Sunday, September 2, 2007

village voice - Runnin' Scared: A Brooklyn Principal Lost Her Job and Now She Wants Justice by Maria Luisa Tucker...

village voice > news > Runnin' Scared: A Brooklyn Principal Lost Her Job and Now She Wants Justice by Maria Luisa Tucker:

When asked what she does for a living, Joyce Saly tells people that she took an early retirement from her 39-year career in the New York City school system. The reality, however, was that she was forced out abruptly after a cheating controversy.

Saly was principal of P.S. 58, a thriving elementary school in Carroll Gardens, when she was blamed for a testing scandal and cut loose in April 2006. For a year and half, the energetic 60-year-old has been doggedly trying to prove her innocence and simultaneously take down her former assistant principal, who she says is the real culprit of a test day gone bad.

"I knew a grave injustice was done, and that was my whole purpose here—to discover what they had done and expose it," says Saly.

Largely because of Saly's determination, what started as a cheating scandal over a fifth-grade test has snowballed into multiple investigations of alleged favoritism, scapegoating, and cover-ups. More than a year and half later, two of the investigations that sprouted from a simple testing issue still have no conclusion. All this despite the fact that P.S. 58's fifth graders (now in seventh grade) were never asked to retake the test at the origin of the controversy.
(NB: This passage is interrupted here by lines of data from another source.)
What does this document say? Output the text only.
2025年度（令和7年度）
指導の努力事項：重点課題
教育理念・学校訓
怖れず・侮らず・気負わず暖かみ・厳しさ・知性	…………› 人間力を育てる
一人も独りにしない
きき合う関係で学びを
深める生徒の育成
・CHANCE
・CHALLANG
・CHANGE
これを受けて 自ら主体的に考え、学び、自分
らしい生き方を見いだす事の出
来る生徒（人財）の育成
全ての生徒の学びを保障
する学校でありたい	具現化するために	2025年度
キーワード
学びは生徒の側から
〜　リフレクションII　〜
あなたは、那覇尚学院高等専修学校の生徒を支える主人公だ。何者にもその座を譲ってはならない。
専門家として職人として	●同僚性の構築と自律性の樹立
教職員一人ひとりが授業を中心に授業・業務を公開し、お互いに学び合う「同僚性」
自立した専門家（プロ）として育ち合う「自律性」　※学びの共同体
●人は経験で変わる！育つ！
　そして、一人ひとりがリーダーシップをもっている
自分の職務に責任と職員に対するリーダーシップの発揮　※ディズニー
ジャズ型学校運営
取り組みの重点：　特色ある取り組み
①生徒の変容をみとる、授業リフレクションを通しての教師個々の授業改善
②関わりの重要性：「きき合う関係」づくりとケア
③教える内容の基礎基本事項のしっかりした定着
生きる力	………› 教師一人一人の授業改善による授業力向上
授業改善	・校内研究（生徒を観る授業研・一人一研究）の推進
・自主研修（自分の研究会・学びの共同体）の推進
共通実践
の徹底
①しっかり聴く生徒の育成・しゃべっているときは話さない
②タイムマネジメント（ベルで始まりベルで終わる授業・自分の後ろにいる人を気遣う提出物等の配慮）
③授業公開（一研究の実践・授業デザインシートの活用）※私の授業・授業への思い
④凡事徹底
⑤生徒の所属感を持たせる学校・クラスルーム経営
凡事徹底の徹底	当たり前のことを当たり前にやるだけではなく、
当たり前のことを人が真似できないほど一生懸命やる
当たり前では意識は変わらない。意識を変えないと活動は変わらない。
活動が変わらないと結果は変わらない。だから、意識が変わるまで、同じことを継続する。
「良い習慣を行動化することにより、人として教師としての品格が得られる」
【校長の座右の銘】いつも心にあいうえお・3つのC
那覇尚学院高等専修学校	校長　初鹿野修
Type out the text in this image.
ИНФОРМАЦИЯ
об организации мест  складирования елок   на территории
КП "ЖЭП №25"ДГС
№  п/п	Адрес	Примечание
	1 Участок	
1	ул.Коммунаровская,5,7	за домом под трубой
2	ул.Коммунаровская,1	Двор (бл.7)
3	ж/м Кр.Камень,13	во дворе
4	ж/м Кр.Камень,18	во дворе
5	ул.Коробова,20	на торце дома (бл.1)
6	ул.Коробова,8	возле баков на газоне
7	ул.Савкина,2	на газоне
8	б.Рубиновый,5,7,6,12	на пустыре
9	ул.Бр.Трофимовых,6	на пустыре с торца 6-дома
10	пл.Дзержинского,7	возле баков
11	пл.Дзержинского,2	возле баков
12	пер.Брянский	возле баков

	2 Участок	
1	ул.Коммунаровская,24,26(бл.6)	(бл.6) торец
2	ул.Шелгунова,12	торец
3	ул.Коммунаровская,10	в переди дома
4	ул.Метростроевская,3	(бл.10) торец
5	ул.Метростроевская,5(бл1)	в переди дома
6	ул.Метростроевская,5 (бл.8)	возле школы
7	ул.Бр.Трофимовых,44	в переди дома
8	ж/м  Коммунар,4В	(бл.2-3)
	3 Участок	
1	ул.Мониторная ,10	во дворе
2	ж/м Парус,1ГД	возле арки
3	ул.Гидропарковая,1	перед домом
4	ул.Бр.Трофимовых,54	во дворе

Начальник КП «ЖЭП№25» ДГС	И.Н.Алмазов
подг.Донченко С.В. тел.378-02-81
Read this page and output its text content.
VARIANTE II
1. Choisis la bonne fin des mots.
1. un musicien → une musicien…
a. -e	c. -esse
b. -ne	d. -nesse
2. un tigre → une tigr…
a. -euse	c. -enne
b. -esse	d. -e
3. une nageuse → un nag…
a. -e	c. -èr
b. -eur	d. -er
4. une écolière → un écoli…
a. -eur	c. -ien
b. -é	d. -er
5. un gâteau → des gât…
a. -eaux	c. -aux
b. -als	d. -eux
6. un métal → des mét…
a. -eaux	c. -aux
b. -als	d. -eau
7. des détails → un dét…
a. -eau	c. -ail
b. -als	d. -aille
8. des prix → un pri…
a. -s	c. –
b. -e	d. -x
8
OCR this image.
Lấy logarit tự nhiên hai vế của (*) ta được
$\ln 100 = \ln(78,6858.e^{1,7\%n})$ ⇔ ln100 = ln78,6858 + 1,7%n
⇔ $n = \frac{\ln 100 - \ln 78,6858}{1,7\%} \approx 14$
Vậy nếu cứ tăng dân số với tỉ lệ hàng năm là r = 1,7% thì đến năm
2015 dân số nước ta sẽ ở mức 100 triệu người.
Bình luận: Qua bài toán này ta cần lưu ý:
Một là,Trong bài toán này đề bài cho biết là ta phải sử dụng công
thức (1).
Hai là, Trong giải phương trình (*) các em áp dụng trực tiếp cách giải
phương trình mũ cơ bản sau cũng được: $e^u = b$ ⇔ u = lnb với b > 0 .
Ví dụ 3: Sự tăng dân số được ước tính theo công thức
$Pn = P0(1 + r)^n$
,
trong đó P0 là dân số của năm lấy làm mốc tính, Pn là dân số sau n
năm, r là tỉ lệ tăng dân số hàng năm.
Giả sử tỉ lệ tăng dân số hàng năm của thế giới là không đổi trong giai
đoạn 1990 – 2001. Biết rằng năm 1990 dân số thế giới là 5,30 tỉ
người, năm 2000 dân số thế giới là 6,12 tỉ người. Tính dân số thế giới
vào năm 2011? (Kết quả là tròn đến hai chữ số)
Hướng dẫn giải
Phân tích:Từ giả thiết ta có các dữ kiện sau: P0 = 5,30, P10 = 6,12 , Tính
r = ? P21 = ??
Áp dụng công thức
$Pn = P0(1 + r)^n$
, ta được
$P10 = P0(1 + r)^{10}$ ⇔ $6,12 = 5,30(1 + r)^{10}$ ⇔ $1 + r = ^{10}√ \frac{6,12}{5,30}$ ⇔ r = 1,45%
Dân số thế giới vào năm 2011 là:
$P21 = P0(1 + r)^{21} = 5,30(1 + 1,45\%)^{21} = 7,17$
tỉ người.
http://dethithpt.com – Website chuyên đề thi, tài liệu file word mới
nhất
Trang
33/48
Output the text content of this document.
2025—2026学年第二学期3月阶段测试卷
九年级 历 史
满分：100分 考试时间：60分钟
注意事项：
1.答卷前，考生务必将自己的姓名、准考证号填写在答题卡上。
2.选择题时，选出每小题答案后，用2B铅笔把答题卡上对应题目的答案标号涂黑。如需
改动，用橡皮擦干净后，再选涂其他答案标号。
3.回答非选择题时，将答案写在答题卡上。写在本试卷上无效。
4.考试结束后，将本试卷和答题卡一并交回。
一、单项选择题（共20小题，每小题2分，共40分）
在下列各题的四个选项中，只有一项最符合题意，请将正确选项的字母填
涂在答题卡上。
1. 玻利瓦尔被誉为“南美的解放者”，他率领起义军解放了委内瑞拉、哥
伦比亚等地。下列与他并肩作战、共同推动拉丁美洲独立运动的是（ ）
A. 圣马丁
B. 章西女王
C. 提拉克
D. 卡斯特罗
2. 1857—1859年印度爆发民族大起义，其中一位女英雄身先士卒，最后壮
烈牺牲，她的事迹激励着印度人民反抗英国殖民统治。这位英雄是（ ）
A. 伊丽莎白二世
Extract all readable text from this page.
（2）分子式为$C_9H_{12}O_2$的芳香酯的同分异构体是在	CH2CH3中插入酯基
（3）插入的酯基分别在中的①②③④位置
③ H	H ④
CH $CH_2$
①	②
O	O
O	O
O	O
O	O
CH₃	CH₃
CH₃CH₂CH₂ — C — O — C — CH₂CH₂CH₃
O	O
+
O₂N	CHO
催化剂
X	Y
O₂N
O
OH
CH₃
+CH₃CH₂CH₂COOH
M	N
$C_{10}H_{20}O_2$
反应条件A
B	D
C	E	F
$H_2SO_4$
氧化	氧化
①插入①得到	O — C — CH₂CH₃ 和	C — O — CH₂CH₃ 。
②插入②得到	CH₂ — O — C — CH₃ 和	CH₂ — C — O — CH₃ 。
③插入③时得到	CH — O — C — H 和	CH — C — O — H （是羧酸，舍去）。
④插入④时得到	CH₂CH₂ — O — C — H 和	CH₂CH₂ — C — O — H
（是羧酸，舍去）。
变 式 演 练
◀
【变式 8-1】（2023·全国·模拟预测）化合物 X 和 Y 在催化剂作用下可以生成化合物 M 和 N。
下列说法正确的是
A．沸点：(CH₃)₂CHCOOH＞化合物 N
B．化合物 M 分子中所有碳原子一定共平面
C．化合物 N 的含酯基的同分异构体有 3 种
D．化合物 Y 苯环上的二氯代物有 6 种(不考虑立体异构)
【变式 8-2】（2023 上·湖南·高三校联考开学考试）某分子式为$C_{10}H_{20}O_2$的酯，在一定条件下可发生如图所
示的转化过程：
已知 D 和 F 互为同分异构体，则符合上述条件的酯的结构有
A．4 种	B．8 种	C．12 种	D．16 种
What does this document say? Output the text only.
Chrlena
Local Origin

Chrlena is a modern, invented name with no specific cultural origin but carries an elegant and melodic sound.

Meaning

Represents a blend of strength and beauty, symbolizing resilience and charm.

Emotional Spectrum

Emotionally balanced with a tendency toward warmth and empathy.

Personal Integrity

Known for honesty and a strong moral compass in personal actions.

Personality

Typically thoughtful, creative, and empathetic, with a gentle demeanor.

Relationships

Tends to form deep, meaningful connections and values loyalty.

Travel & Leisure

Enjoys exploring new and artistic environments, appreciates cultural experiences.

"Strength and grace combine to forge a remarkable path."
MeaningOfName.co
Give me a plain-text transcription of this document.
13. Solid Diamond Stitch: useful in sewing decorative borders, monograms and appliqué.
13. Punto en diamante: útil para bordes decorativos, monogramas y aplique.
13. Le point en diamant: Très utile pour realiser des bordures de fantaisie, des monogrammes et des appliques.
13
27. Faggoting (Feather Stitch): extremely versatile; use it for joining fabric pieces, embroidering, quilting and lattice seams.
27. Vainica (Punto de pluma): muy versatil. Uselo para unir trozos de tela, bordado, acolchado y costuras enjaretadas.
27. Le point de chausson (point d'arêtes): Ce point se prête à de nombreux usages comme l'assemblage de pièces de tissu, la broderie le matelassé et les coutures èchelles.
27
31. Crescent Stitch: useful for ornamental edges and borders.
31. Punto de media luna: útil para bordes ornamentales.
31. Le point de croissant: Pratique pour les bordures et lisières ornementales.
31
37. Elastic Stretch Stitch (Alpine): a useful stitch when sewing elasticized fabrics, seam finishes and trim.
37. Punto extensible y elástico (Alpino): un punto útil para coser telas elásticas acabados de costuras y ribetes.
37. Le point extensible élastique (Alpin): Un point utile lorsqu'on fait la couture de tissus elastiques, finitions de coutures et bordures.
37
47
As usual, the kids' education (isn't that still the mission of the education department?) has been overshadowed by the bureaucratic quagmire of personnel disputes.

Flash back to December 2005: Saly was out on medical leave. Filling in was assistant principal Patricia Peterson, who was also the test coordinator for the school. An important state exam was a month away, and parents were getting anxious. A teacher would later testify that she got Peterson's approval to send home copies of an old test as part of a fourth-grade practice exam. When Saly returned from medical leave in January, she claims she found a stack of similar fifth-grade practice tests on her desk. She distributed the copies dutifully, she says, not thinking that anything was amiss. By this time, Peterson, the assistant principal and test coordinator, had jumped ship—she left P.S. 58 for a pay raise as coordinator of the region's Gifted and Talented program.

When the big test day arrived in January 2006, students and teachers realized the questions on the exam were suspiciously familiar. As it turned out, the practice test that Saly had passed out, as well as the fourth-grade practice test given out weeks earlier, contained some of the exact same questions as the current exam. At best, it was a careless mistake during a chaotic time at the school; at worst, someone had attempted to artificially inflate the kids' grades by giving them a sneak peek at the test questions. The education department investigated and issued a report that blamed Saly. Despite a significant outcry from parents, Saly was forced to leave. The education department then declared the case closed.

In the year and a half since her ouster, Saly has dug up documentation that, she says, proves her innocence. She has also tracked down records damning her second-in-command, Peterson, who was never investigated or punished for her role in the test snafu.

"They allowed [Peterson] to be above the law" because she was connected with higher-ups at the education department, says Saly. In fact, education-department records do suggest a pattern of preferential treatment. For example, Peterson was ushered into her new job in the Gifted and Talented program apparently without being technically qualified or even applying for the job. The education department has no record of Peterson's job application, and her appointment to the position was announced before the application period had ended, suggesting that she was allowed to bypass the selection process completely. Further, an e-mail from Human Resources explicitly stated that Peterson did not have the proper licensing for the job at the time of her appointment. Peterson did not return calls to her office seeking comment. (Since the regions were dissolved this summer, Peterson is now in a position at a Brooklyn learning center.)

Saly and a handful of her supporters repeatedly complained to the education department about these discoveries, as well as the inequity of the testing investigation, prompting two new investigations. According to an education-department spokesperson, investigators are looking into several claims: that the original investigation was done improperly; that Peterson did not have the proper licensing while she was an assistant principal; and that administrators allowed Peterson to bypass the regular selection process when they promoted her to a new job.

Saly says she expects to be exonerated next month, when she's been told that one of the investigations will finally conclude. The education department, however, won't confirm that time frame or comment on any of the allegations because they are, of course, part of an ongoing investigation. In the meantime, there's only one thing that the test-taking children of P.S. 58 could have possibly learned from all of this: school sucks.